Category: Ancient Learning > Paideia
Few students of Greco-Roman philosophy are aware that, alongside the schools of systematic philosophy, there were also genres of philosophical writing that followed quite different rules. One is the tradition of Ethical Maxims (such as the so-called Delphic Maxims). Another are a number of texts structured as questions and answers, which aim at being pithy rather than systematic. Despite their apparent simplicity, their artful brevity and consequent richness of meaning makes them quite difficult to translate, and they bear close scrutiny as a largely untapped vein of wisdom spanning ethics and natural philosophy. I here translate:
- “What is a God?”: some examples of a common question in the genre.
- Carfyllis and Niciarius: one relatively short and one fragmentary text of the question-and-answer genre, both attributed to otherwise unknown writers.
- Amasis and Thales: a section from Plutarch’s Banquet of the Seven Sages, in which the responses of the Egyptian king Amasis to certain questions by an Ethiopian king are reported, and Thales goes on to give a more correct answer to each.
- The Verbal Duel of Emperor Hadrian and Epictetus the Philosopher: beside the famous records of the Stoic philosopher Epictetus’ lectures made by his student Arrian, there is also this collection of his supposed responses to questions posed by the emperor Hadrian. This is hardly based on historical events, but it gives us something of an idea what people with a literary bent but without philosophical training thought wisdom consisted in. There is no reason to think this reflects historical events, but the text is a unique and, in its way, quite comprehensive reflection about the world and about society in the Roman empire.

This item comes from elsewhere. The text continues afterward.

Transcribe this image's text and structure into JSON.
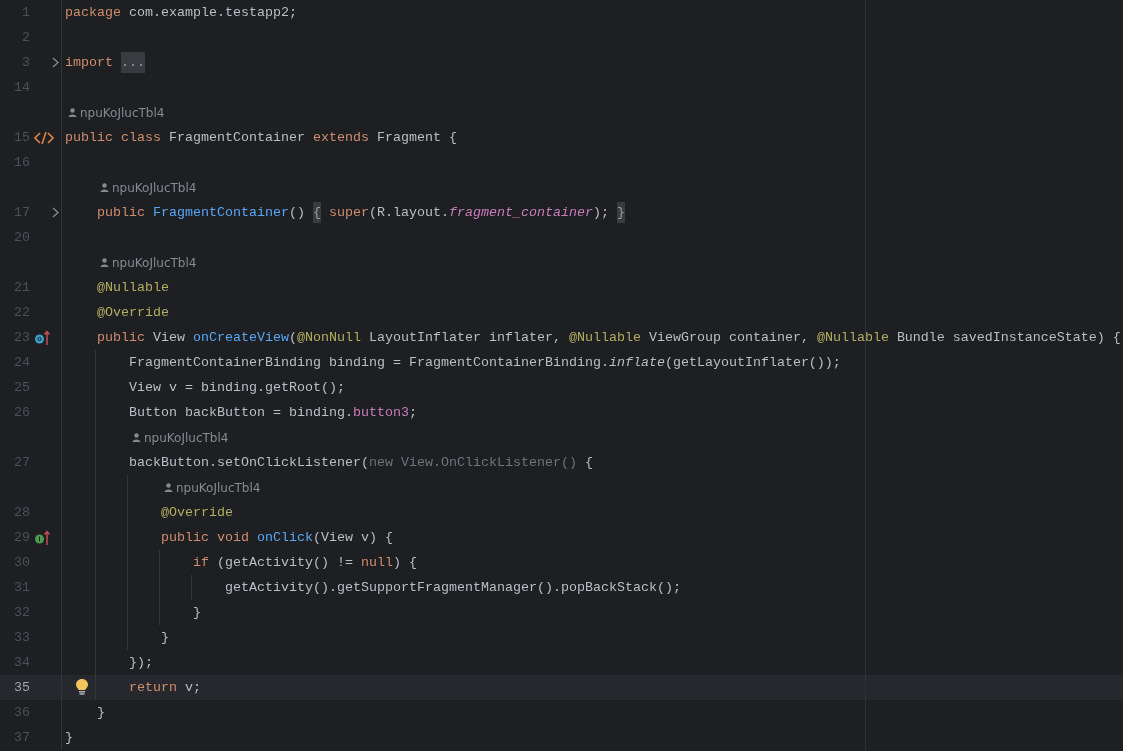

- The Life of Secundus the Philosopher: [Work in Progress]
- Alexander and the Indian Sages: the story of Alexander’s encounter with the Indian ‘naked sages’ (gymnosophists) had a long literary career in various genres. The examples here are, of course, in the question-and-answer genre, and one of their points is the superiority of philosophers over kings. (However, to my knowledge, there is little that is particularly Indian about the philosophers’ answers.)
Incidentally, I would like to point out how little the quesiton-and-answer genre is bound to a specific language: there are texts in Greek, in Latin, and in both languages here.